I mean, "end game" raiding in today's MMORPG's I consider wasting my time. Since you are basically GRINDING (Yes, I said grinding) that same content over and over to get gear that is meaningless once acquired beyond showing it off to other players. At least until an expansion comes out so you can rinse and repeat....and that gear you worked so hard for becomes pointless. 

But does that mean I am going to sit here and fight you tooth and nail why it shouldn't exist? No, because for one, everyone like different things. And two, who am I to tell you what you can or can't have, or spew out a bunch of supposed "facts" and/or statistics trying to deter your preferences.

Sure, I never suggested there wasn't a tiny niche of masochistic players out there.  There's a sucker born every minute and you can sell them a subscription to a game which provides little gameplay but a lot of timesinks just by planting a few trees along the road of your game world, and telling them to travel back and forth for some Very Important Reason.

Some people are fine with boring books too, whose long-winded authors take forever to reach a point (writing much, but saying little.)
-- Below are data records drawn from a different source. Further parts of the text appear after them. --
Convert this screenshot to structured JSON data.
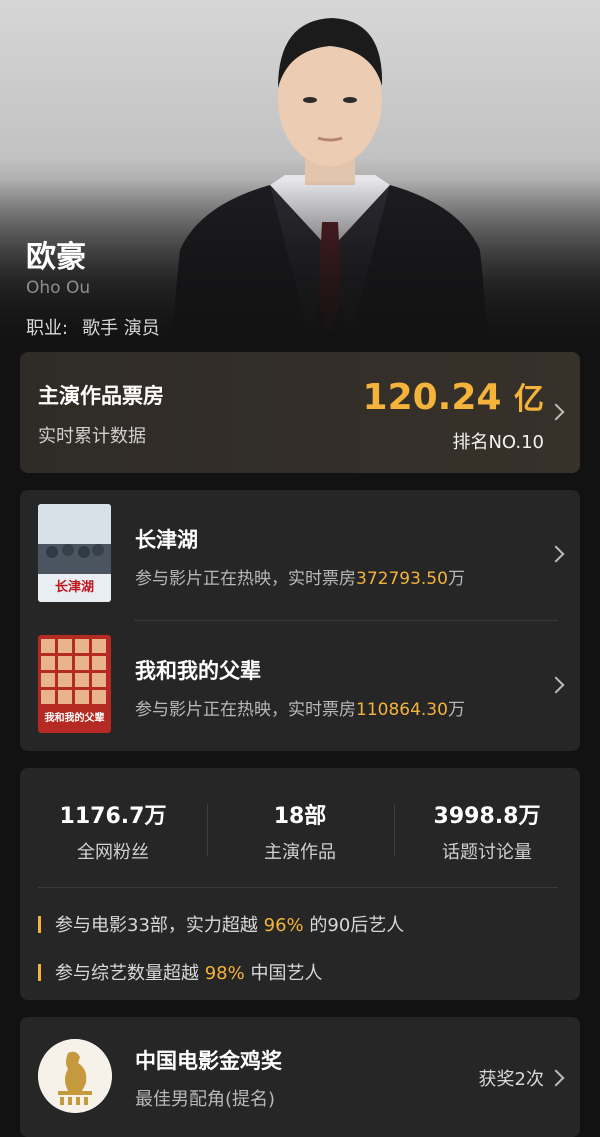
{
  "profile": {
    "name": "欧豪",
    "english_name": "Oho Ou",
    "occupation_label": "职业:",
    "occupation_value": "歌手 演员"
  },
  "box_office": {
    "title": "主演作品票房",
    "subtitle": "实时累计数据",
    "value": "120.24",
    "unit": "亿",
    "rank": "排名NO.10"
  },
  "films": [
    {
      "title": "长津湖",
      "desc_prefix": "参与影片正在热映，实时票房",
      "box_value": "372793.50",
      "unit": "万",
      "poster_text": "长津湖"
    },
    {
      "title": "我和我的父辈",
      "desc_prefix": "参与影片正在热映，实时票房",
      "box_value": "110864.30",
      "unit": "万",
      "poster_text": "我和我的父辈"
    }
  ],
  "stats": [
    {
      "value": "1176.7万",
      "label": "全网粉丝"
    },
    {
      "value": "18部",
      "label": "主演作品"
    },
    {
      "value": "3998.8万",
      "label": "话题讨论量"
    }
  ],
  "facts": [
    {
      "pre": "参与电影33部，实力超越 ",
      "hl": "96%",
      "post": " 的90后艺人"
    },
    {
      "pre": "参与综艺数量超越 ",
      "hl": "98%",
      "post": " 中国艺人"
    }
  ],
  "award": {
    "title": "中国电影金鸡奖",
    "subtitle": "最佳男配角(提名)",
    "count": "获奖2次"
  },
  "colors": {
    "accent": "#f4b33a",
    "background": "#121212",
    "card": "#262626"
  },
  "icons": [
    "chevron-right-icon",
    "golden-rooster-logo"
  ]
}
But most of us demand books (and games, and every other form of entertainment) which are rich in content.

Ok, again..."end game" raiding, reputation requirements, Guild prestige, and even the game's quests...what do you think those things all are? I'll tell you, since you seem to over look it...TIMESINKS. 

It seems your saying in a round about way, any game you find "not for you" is for masochistic people, who in reality simply enjoy games a different way than you do. Any MMORPG you play has timesinks bud...some just hide them better than others, or present them differently.

I must laugh at the last sentence, because I know I personally haven't seen a MMORPG "rich in content" for MANY years. Most are shallow and fast...hence they have no player retainment nor replayability. I am betting also why the monthly sub system has gone away. They know their games won't hold people long. It's why they milk you via cash shops. Get as much as they can before you move on to the next flavor of the month game.

 

  MumboJumbo

Advanced Member

Joined: 7/18/10
Posts: 3207

Veni, Vidi, Converti

5/09/13 6:52:27 AM#100

Just look at the way eg minecraft converts a 3D object world into an interactive and changeable world where players can create their own goals and own expression on content eg crafting, server rule sets, sharing etc.

This is in contrast to a 3d world with set rat runs and variable chance cheeses at the end in between hack and slashing mobs.

One is very linear and 1 dimensional the other actually goes beyond aesthetic 3d and is interactive 3d.